We determined the contribution of changes in mRNA abundance to protein abundance using our biological system of perturbed RNA splicing. We observe 2,021 genes that are differentially expressed (DGE) after PRPF8 depletion and obtained fold change information for 3,057 peptides corresponding to 572 genes that display DGE (Table S3). We observed a Spearman's correlation coefficient of 0.63 when comparing RNA and protein fold changes in expression (Figure 6B; Table S3) that increases to 0.79 when focusing on peptides with a significant fold change (adjusted p value < 0.1, t test, Holm method) (Figure 6B; Table

S3). A correlation coefficient of 0.58 (increasing to 0.76 when considering peptides with significant fold change, adjusted p value <0.1, t test, Holm method) is observed when focusing on uniquely mapping peptides (Figure S6B). Importantly, when we focus on the genes that do not display DGE, we observe a correlation coefficient of 0.29 when comparing RNA and protein fold changes in expression (Figures S6C and S6D), suggesting that changes in gene expression are driving the changes in protein expression. Taken together, these results suggest that in a system with perturbed alternative splicing, a significant proportion of the variation in protein abundance can be chiefly attributed to changes in mRNA levels.

In summary, our results illustrate how RNA splicing links isoform expression in the human transcriptome with proteomic diversity. We further show that alternative splicing events causing intron retention are accompanied by decreased protein abundance, whereas alterations in differential transcript usage and gene expression alter protein abundance proportionally to transcript levels. The fraction of the whole proteome mass of a human cell represented by the number of proteins identified in our study is very high (>99.5%) (Beck et al., 2011), suggesting that the observed events are likely to be representative for the proteome.
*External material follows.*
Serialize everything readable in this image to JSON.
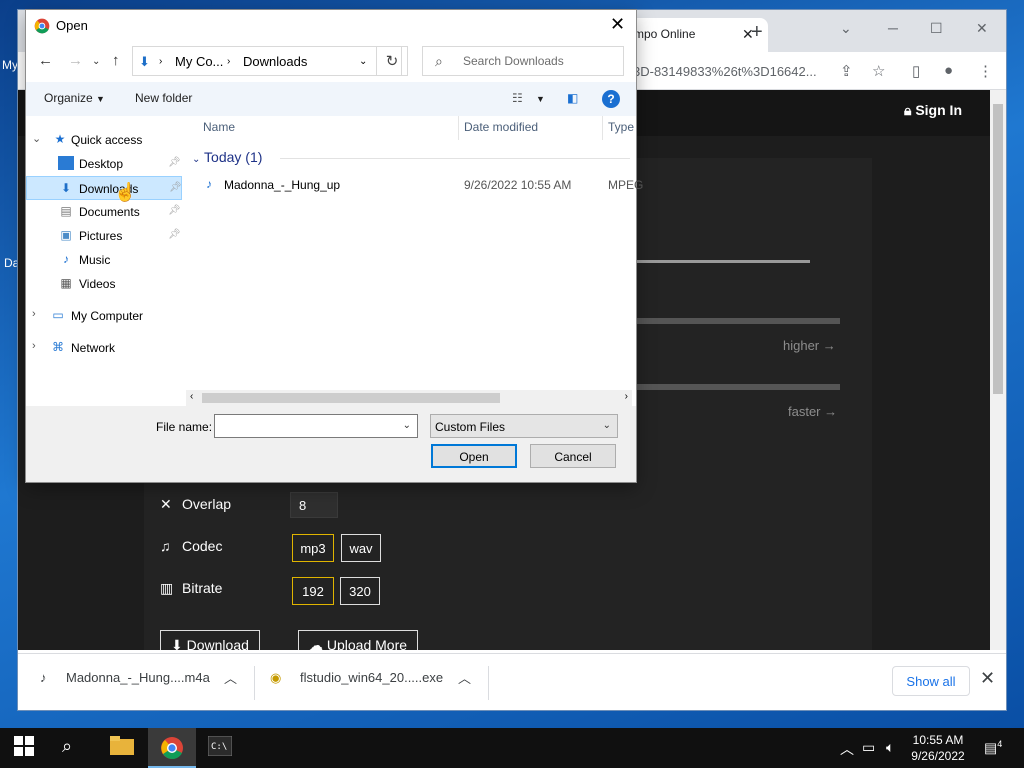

Our integrative analysis using a perturbed system suggests that alternative splicing events significantly contribute to both proteomic composition and diversity in humans. While a recent study that used ribosome occupancy as an indicator of translation output and not protein levels, supports our conclusions (Weatheritt et al., 2016), the contribution of alternative splicing to proteomic complexity remains divisive (Blencowe, 2017; Tress et al., 2017a, 2017b). The increase in correlation coefficient between mRNA and protein levels that we observe from SWATH to SRM suggests that a significant proportion of the protein variance from our perturbed system can be explained by differences in isoform usage. Critically, this depends on both the sensitivity of the mass spectrometric method used and the identification of high confidence alternative splicing events at the transcript level.

The methods we have developed to integrate RNA-seq and quantitative SWATH and SRM mass spectrometry data to study splicing demonstrate that usable information can be obtained from peptides that map to more than one transcript in the same gene once information on transcript abundance is considered. They provide a foundation for future studies to examine the proteome-wide effects of altered RNA splicing associated with human diseases (Kurtovic-Kozaric et al., 2015; Quesada et al., 2011; Tanackovic et al., 2011; Yoshida et al., 2011).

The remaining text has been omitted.